Da sich Krankheitserreger in der Wärme tropischer und subtropischer Länder sehr rasch vermehren können, ist auf eine besonders gute Hygiene zu achten. Dazu gehören das regelmäßige ausgiebige Händewaschen und ein besonders sorgfältiger Umgang mit Lebensmitteln und Getränken.

Bisher galt bei der Nahrungsmittelaufnahme in Risikoregionen der Grundsatz: „peel it, boil it, cook it or forget it“ (Schäle, brate, koche oder vergiss es). Diese traditionelle Regel aus der britischen Kolonialzeit ist mikrobiologisch plausibel. Denn nur wenn Speisen frisch gebraten und in einer Temperatur von mindestens 60 °C serviert werden, besteht nachfolgend eine geringe Gefahr einer Darminfektion. Gemäß den meisten Studien haben derartige Restriktionen die Quote der Reisenden mit Reisediarrhö aber nicht gesenkt. Bei Getränken sollte man aber grundsätzlich auf original verschlossene Behältnisse achten und auf Eiswürfel verzichten. Wasser sollte unbedingt abgekocht werden. Es ist ratsam, den Verzehr von Meeresfrüchten – vor allem Austern –, Salaten, rohem Fisch, nicht durchgegartem Fleisch und Speiseeis zu vermeiden.
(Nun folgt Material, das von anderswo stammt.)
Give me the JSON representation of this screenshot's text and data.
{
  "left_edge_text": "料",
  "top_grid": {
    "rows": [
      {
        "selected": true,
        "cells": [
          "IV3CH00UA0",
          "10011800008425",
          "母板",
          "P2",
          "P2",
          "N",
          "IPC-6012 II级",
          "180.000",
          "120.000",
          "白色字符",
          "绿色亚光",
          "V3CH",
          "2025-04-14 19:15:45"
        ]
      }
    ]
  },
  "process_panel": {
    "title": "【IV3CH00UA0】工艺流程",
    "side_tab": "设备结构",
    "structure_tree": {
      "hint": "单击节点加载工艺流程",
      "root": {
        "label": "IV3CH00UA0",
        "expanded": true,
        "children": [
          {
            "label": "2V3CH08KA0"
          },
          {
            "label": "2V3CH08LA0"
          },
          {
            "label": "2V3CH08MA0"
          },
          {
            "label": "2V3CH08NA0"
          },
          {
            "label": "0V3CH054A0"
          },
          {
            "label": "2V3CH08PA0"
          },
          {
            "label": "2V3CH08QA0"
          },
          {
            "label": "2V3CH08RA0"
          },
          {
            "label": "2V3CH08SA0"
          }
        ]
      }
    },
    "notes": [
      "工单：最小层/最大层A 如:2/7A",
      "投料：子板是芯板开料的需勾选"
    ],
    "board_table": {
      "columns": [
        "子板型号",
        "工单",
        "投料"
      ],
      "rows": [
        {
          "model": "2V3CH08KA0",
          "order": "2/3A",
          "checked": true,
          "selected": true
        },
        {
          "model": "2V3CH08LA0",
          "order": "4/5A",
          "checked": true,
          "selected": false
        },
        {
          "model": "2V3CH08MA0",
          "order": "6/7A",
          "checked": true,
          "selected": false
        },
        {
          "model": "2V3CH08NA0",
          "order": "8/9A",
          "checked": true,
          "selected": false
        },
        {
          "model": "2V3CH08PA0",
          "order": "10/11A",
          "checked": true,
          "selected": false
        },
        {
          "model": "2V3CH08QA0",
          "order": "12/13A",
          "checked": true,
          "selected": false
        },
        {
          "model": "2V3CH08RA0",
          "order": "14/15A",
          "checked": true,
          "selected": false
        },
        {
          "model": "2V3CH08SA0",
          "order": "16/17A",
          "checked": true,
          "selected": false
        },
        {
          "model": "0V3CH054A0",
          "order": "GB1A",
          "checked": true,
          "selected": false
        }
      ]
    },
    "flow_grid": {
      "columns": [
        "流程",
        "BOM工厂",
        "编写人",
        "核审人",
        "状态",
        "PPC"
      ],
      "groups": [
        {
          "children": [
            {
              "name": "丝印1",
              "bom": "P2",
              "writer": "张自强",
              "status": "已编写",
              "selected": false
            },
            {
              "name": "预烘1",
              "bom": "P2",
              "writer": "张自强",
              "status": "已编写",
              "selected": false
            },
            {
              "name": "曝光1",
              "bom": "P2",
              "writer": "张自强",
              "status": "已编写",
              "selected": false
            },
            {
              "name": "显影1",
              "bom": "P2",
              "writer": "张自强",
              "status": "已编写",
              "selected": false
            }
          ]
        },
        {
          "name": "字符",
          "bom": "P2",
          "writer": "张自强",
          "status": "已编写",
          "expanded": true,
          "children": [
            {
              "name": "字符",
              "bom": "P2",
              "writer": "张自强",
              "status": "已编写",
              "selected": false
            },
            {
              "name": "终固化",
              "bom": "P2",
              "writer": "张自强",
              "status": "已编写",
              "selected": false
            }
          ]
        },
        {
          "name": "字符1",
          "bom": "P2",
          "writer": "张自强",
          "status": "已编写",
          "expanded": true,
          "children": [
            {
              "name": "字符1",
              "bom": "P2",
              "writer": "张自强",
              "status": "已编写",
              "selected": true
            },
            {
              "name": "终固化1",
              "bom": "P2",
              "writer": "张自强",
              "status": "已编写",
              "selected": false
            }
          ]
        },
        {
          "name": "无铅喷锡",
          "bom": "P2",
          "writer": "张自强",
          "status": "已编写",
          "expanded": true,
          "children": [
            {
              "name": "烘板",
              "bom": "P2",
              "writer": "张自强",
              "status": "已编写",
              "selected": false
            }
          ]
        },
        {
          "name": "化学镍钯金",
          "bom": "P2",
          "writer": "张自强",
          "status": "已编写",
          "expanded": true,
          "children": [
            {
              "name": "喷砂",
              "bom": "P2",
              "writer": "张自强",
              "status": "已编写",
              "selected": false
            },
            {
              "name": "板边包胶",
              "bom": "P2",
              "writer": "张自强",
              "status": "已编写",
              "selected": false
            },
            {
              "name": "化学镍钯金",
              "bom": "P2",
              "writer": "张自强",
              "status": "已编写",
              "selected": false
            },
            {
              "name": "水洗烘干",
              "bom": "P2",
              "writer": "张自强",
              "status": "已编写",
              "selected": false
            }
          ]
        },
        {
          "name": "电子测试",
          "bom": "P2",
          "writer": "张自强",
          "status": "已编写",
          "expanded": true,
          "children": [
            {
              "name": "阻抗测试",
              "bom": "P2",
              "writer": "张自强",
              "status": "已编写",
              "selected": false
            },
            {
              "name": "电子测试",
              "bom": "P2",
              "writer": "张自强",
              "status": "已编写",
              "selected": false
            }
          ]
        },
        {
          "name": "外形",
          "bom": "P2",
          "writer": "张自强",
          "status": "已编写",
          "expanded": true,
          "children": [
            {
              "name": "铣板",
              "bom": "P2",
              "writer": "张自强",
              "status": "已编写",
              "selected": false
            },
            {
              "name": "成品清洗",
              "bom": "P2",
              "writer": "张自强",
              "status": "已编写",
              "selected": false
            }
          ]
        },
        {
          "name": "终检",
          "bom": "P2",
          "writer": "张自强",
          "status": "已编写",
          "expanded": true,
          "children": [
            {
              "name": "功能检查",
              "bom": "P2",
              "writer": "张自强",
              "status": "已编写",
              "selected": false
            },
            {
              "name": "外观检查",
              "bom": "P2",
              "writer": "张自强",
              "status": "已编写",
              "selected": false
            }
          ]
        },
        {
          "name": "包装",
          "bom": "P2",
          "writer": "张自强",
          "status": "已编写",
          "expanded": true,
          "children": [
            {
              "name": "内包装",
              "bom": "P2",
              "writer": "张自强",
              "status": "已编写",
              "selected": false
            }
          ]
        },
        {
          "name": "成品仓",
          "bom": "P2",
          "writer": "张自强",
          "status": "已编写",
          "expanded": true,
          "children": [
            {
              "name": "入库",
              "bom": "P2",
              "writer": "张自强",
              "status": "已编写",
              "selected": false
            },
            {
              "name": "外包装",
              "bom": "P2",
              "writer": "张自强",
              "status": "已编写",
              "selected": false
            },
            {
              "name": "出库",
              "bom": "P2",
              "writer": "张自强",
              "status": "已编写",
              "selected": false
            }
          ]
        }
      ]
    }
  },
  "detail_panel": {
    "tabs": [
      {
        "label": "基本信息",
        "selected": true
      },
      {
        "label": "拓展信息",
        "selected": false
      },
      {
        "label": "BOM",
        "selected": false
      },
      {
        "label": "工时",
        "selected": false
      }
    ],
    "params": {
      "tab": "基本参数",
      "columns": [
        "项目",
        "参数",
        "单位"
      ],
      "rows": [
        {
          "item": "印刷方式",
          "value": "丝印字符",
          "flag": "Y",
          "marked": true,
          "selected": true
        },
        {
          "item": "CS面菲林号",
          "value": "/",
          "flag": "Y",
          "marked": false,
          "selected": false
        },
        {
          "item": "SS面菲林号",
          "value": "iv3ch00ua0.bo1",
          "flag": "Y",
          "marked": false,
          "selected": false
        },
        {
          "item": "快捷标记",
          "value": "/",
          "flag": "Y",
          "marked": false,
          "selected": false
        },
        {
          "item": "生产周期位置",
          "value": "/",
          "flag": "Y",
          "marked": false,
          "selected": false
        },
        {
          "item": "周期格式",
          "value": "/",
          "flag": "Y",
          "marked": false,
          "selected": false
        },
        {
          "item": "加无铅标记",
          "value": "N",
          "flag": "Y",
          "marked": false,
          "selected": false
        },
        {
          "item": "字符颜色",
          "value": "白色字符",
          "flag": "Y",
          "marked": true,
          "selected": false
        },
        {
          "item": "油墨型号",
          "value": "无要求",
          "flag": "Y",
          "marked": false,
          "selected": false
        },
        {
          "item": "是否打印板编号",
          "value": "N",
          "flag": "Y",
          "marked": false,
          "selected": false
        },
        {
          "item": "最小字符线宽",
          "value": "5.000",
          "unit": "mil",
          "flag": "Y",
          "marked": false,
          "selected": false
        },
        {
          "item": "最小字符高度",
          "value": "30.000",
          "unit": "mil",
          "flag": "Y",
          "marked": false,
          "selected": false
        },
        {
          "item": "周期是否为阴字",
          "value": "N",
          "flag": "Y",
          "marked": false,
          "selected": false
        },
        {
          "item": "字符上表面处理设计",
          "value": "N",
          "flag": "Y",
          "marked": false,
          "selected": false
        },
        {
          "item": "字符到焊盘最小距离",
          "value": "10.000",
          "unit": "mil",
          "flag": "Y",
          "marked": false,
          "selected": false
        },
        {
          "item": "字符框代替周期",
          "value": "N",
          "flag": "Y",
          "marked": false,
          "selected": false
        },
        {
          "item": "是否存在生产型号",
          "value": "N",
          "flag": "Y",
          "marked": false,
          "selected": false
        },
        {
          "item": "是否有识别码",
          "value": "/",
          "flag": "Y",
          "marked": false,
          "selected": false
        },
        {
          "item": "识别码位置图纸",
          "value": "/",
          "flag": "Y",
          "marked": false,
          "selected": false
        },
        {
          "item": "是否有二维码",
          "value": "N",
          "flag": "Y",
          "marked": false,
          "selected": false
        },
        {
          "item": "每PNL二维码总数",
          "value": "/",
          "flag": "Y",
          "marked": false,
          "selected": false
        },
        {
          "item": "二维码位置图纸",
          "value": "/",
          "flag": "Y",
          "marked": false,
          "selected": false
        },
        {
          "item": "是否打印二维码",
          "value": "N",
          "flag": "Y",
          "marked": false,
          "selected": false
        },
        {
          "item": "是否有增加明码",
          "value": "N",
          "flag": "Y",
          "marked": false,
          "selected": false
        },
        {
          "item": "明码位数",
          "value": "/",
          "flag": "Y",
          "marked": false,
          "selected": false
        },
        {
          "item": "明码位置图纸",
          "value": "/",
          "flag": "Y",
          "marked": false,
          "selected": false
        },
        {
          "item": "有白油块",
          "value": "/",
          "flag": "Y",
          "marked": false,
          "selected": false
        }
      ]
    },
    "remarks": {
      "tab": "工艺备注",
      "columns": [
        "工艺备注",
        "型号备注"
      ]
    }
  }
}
Eine wirksame Impfung gegen die Vielzahl von Erregern, die zu Reise­durchfall führen können, gibt es bislang nicht. Zwar sind Impfungen gegen Cholera und Typhus möglich, diese schützen jedoch nicht vor der durch Fäkalkeime verursachten Reisediarrhö. Eine prophylaktische Anwendung von Antibiotika kann ebenfalls nicht empfohlen werden.